Pseudoxandra polyphleba is a species of flowering plant in the family Annonaceae. It is a shrub or tree native to Bolivia, northern Brazil, Colombia, French Guiana, Guyana, and Peru. Ludwig Diels, the German botanist who first formally described the species using the basionym Unonopsis polyphleba, named it after the distinctive veins (Latinized form of Greek φλέβα, phléba) in its leaves.

==Description==
It is a tree reaching 4 to 15 m in height. Its dull papery leaves are 10–19 by 3–6 centimeters and come to a point at their tips. The leaves are hairless on their upper and lower surfaces, but can have small warty bumps. The leaves have 10–15 distinct, straight secondary veins emanating from the primary vein.
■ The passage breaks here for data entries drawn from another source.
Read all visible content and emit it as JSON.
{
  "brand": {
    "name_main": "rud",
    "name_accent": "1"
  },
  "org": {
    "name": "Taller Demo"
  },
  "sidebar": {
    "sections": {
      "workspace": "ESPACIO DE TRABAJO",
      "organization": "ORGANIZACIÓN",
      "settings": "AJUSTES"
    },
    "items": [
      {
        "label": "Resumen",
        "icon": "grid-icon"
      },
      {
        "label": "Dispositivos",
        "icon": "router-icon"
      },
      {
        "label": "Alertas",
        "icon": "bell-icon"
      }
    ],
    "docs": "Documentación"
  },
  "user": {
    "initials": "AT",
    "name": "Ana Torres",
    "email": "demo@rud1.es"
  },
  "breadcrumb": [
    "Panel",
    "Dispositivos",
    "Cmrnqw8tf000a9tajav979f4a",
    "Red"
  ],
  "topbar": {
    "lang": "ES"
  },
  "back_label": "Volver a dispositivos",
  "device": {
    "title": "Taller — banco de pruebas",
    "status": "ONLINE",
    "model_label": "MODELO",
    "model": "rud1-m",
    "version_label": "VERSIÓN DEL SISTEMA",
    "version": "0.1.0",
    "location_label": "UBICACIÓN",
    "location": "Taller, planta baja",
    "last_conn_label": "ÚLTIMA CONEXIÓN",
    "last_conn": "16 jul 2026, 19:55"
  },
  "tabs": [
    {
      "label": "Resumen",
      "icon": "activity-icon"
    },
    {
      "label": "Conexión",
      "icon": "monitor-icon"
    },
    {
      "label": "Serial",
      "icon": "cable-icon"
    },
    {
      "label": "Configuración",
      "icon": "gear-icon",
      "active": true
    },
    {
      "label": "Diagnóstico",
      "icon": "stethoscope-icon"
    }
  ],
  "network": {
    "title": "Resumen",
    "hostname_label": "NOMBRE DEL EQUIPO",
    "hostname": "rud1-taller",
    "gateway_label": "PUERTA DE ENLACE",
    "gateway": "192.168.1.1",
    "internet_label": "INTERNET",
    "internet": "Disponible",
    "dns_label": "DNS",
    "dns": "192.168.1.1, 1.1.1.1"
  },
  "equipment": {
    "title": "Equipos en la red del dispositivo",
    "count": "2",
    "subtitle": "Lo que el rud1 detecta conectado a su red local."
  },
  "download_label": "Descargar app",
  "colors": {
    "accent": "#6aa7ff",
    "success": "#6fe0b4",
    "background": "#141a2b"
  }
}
Its petioles are 2–7 millimeters long. Its flowers are solitary or in pairs and axillary. Each flower is on a pedicel 2–5 millimeters long. Its flowers have 3 oval-shaped sepals that are 1–2 by 2–3 millimeters. The outer surface of the sepals is hairless or slightly hairy. Its 6 petals are arranged in two rows of 3. The outer petals are white to yellow and 4–10 by 3–5 millimeters. The outer petals are hairless on their outer surface. The inner petals are similarly colored and 3–8 by 3–5 millimeters. The inner petals are smooth on their outer surface. It has numerous stamens that are 1.5–1.7 millimeters long. Each flower has 2–20 monocarps that are yellow, red, or near black at maturity and 10–15 millimeters wide. Its brown seeds are 8–13 by 7–12 millimeters.

===Reproductive biology===
The pollen of P. polyphleba is shed as permanent tetrads.